ACAS, together with the Equality and Human Rights Commission, has published a very helpful guide for employers wanting to know how to tread through the minefield of making a pregnant employee redundant. Called, unsurprisingly enough, Managing Redundancy for pregnant employees or those on maternity leave it’s a very readable and concise guide and explodes a few myths on the subject, such as that you can’t make a pregnant employee redundant. On the contrary it is possible, provided it is done for a genuine redundancy reason, which doesn’t mean “we don’t have part-timers here” and reorganising accordingly to exclude her. The Guide is no substitute for taking legal advice if you’re an employer or employee, but is a useful introduction to the subject.
There is a checklist for managing the process fairly – key points for employers to note are;
- Ensure that women on maternity leave will not be disadvantaged by the redundancy selection criteria used, otherwise a claim for indirect discrimination may arise
- Do not fail to consult with women on maternity leave if they are affected by redundancy. They need to be kept informed
- Women on maternity leave have a right to return to their old job but, if that is no longer available, to be offered suitable alternative work and given preference over other workers for it. There is no requirement for the woman to have to apply for the role.
What is a suitable alternative role? This is often the nub of disputes, because employers will claim there is nothing else available for the woman returning from maternity leave. Where it is a large employer this becomes harder to justify, although much will depend on what role the employee was doing before leaving on maternity leave. However, if there is a suitable alternative role, it must be offered to the woman before other redundant staff – an example of positive discrimination, but one which is necessary to protect the interests of the women involved. The relevant law is contained in the Maternity and Parental Leave etc Regulations 1999
10.—(1) This regulation applies where, during an employee’s ordinary or additional maternity leave period, it is not practicable by reason of redundancy for her employer to continue to employ her under her existing contract of employment.

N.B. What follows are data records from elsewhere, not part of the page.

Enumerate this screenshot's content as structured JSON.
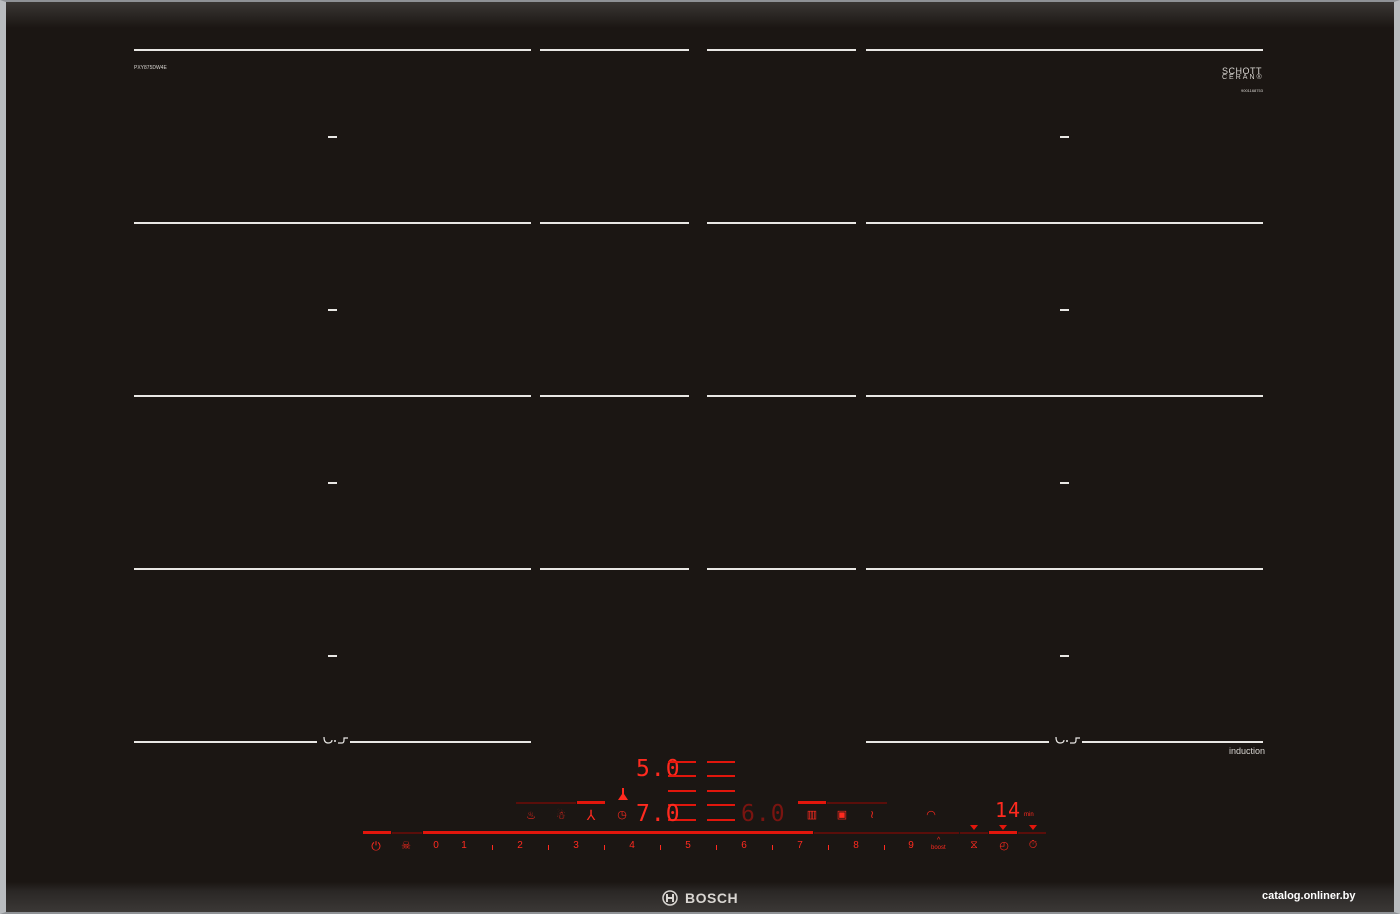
{
  "model_code": "PXY875DW4E",
  "schott_brand": "SCHOTT",
  "ceran_brand": "CERAN®",
  "serial_code": "9001168753",
  "induction_label": "induction",
  "brand_name": "BOSCH",
  "watermark": "catalog.onliner.by",
  "display": {
    "upper_value": "5.0",
    "left_value": "7.0",
    "right_value": "6.0",
    "timer_value": "14",
    "timer_unit": "min"
  },
  "scale": {
    "numbers": [
      "0",
      "1",
      "2",
      "3",
      "4",
      "5",
      "6",
      "7",
      "8",
      "9"
    ],
    "boost_label": "boost"
  },
  "icons": {
    "power": "power-icon",
    "child_lock": "child-lock-icon",
    "pot": "pot-icon",
    "bell_pepper": "frying-sensor-icon",
    "fan": "hood-fan-icon",
    "hood": "hood-icon",
    "clock": "clock-icon",
    "grid": "keep-warm-icon",
    "move": "move-function-icon",
    "wave": "flex-zone-icon",
    "wifi": "wifi-icon",
    "hourglass": "hourglass-icon",
    "timer": "timer-icon",
    "stopwatch": "stopwatch-icon"
  },
  "colors": {
    "glass": "#1b1613",
    "display_red": "#ff2a1f",
    "frame": "#b9bcbf"
  }
}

(2) Where there is a suitable available vacancy, the employee is entitled to be offered (before the end of her employment under her existing contract) alternative employment with her employer or his successor, or an associated employer, under a new contract of employment which complies with paragraph (3) (and takes effect immediately on the ending of her employment under the previous contract).
(3) The new contract of employment must be such that—
(a)the work to be done under it is of a kind which is both suitable in relation to the employee and appropriate for her to do in the circumstances, and
(b) its provisions as to the capacity and place in which she is to be employed, and as to the other terms and conditions of her employment, are not substantially less favourable to her than if she had continued to be employed under the previous contract.
Note that the alternative role must involve work which is suitable “in relation to the employee and appropriate for her to do in the circumstances”. This means that it must be within her skill set and experience, although I often wonder what the words “in relation to the employee” add.
The new role must also not be offered on less advantageous terms (“substantially less favourable”). That is wider than just pay. If the new role involved more pay, but required much longer working hours, or involved travelling when the old role did not, that might well constitute less favourable terms. The difficulty for a woman facing a job offer which isn’t to her liking is that if she turns it down, she will effectively have resigned and will not be entitled to SRP. Furthermore, her claim for unfair dismissal and discrimination may well founder if the new role is deemed to have been suitable because she will have turned down a reasonable job offer.
The ACAS guidance concludes with ten “myth busters”, which include, in addition to you can’t make a pregnant woman or a woman on maternity leave redundant, such misconceptions as “if I make a pregnant woman redundant I don’t have to pay maternity pay as well”. An employer has to pay Statutory Maternity Pay (“SMP”) if she qualified for maternity pay and is made redundant before going on maternity leave but after the 15th week before the EWC (“expected week of childbirth”). Any contractual entitlement to maternity pay over and above SMP will usually end when the contract ends.
Another myth which should be exploded is that women on maternity leave cannot be contacted about work issues during their absence. The law provides for Keeping in Touch (“KIT”) Days and if redundancy will affect her, the employer is under a duty to consult and keep her informed, although the employer needs to be flexible and sensitive towards the employee.
There are also useful sections on whether there is a redundancy situation and selection criteria. The key is not to take action or treat a woman differently because she is pregnant or on maternity leave. And that, say the critics who think employment law is too complex, or too favourable to employees, is the problem. I don’t think that is right. If an employer acts genuinely and can demonstrate the reasons why they have taken the decisions they did, provided they consult and act reasonably it can be hard to attack the decision. What is the alternative? To remove protection from pregnant women/new mothers? That is unacceptable.